Constance, folle de joie, se jeta dans les bras de son père et l'embrassa. A cet instant Georges entra dans la pièce un journal à la main.

            - Excusez-moi, Monsieur, je voulais vous informer que le dîner est prêt. Et voici votre Gazette de l'Europe.

            - Merci Georges, répondit L'architecte. Ne vous excusez pas, c'est tout naturel qu'un père embrasse sa fille.

Puis il commença à feuilleter son journal.

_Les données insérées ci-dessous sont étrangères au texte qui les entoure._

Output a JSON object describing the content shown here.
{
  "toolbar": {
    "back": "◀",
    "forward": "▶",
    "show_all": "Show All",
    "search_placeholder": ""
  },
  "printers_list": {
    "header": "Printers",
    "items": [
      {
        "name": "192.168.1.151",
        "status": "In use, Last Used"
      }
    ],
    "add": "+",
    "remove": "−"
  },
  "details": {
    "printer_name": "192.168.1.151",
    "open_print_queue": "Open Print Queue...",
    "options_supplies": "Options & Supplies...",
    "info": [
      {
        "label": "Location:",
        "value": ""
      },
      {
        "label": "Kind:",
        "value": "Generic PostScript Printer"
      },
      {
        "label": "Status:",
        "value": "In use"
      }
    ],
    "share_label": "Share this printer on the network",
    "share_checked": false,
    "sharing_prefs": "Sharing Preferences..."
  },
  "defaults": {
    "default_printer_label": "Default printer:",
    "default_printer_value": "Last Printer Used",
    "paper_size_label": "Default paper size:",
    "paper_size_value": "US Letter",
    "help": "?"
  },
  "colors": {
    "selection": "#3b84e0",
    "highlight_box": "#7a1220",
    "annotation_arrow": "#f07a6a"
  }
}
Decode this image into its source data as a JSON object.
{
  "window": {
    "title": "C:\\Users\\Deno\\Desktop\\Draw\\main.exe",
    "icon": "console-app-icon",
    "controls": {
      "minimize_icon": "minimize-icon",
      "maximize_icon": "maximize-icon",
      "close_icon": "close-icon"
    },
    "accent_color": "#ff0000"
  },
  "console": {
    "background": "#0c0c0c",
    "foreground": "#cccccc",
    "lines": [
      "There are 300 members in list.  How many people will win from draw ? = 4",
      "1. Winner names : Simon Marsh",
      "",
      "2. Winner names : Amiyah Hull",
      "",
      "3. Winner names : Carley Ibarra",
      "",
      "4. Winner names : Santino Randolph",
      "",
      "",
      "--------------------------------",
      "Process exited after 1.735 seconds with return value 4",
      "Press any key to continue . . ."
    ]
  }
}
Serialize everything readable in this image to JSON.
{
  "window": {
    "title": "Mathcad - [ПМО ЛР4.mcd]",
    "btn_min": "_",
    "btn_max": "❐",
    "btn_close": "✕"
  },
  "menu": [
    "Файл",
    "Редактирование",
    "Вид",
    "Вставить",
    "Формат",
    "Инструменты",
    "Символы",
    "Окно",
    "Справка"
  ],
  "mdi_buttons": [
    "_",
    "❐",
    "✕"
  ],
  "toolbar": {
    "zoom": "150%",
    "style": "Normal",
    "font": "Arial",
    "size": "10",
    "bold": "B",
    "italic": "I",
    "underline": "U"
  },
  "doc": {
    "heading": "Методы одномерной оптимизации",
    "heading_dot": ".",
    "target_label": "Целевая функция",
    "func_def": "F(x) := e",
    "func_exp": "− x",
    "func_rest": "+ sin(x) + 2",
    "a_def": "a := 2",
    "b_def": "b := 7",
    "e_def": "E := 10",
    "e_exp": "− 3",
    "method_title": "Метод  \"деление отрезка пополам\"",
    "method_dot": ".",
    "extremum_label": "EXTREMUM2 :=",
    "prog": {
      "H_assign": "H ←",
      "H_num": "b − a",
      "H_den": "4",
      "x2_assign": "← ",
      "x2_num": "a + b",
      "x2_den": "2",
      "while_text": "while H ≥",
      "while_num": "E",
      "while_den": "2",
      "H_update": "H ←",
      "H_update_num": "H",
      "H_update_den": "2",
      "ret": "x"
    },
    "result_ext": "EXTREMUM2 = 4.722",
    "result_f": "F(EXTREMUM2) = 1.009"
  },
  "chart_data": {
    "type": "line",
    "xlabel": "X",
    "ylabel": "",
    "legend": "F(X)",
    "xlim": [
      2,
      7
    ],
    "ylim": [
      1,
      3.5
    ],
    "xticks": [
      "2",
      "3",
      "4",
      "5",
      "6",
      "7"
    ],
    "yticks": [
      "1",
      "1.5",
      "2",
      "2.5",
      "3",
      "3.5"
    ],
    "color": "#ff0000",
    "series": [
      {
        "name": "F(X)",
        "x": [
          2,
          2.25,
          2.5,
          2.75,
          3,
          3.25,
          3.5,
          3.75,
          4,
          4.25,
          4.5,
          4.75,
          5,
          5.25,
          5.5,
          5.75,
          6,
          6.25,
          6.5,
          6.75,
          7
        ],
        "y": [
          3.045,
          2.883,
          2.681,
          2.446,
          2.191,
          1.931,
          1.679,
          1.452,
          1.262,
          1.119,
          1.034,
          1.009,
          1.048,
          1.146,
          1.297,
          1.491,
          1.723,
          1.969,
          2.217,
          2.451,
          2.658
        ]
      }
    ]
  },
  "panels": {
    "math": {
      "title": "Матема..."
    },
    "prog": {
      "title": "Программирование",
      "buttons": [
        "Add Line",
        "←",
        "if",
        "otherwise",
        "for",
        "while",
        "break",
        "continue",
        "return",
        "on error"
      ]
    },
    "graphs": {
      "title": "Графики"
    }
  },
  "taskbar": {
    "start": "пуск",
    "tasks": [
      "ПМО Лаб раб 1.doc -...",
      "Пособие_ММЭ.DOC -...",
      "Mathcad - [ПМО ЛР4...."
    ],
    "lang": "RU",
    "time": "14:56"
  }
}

- Ho ! Incroyable ! Constance, écoutez ça : un savant anglais, William Herschel vient de découvrir une septième planète qu'il a nommée Uranus, comme Uranie, la muse de l'astronomie. N'est-ce pas merveilleux de constater que notre univers de connaissances s'élargit chaque jour grâce à des hommes passionnés et talentueux ? Une septième planète ! Voilà qui me met de bonne humeur, j'adore le chiffre sept. 

 

 

*  *  *

 

            C'est ainsi que deux semaines plus tard Claude-Nicolas Ledoux, architecte de la Ferme Générale, membre de l'Académie Royale, et sa fille Constance, foulaient le sol de Salerne, la grande ville la plus proche des ruines de Paestum, l'ancienne Poséïdonia.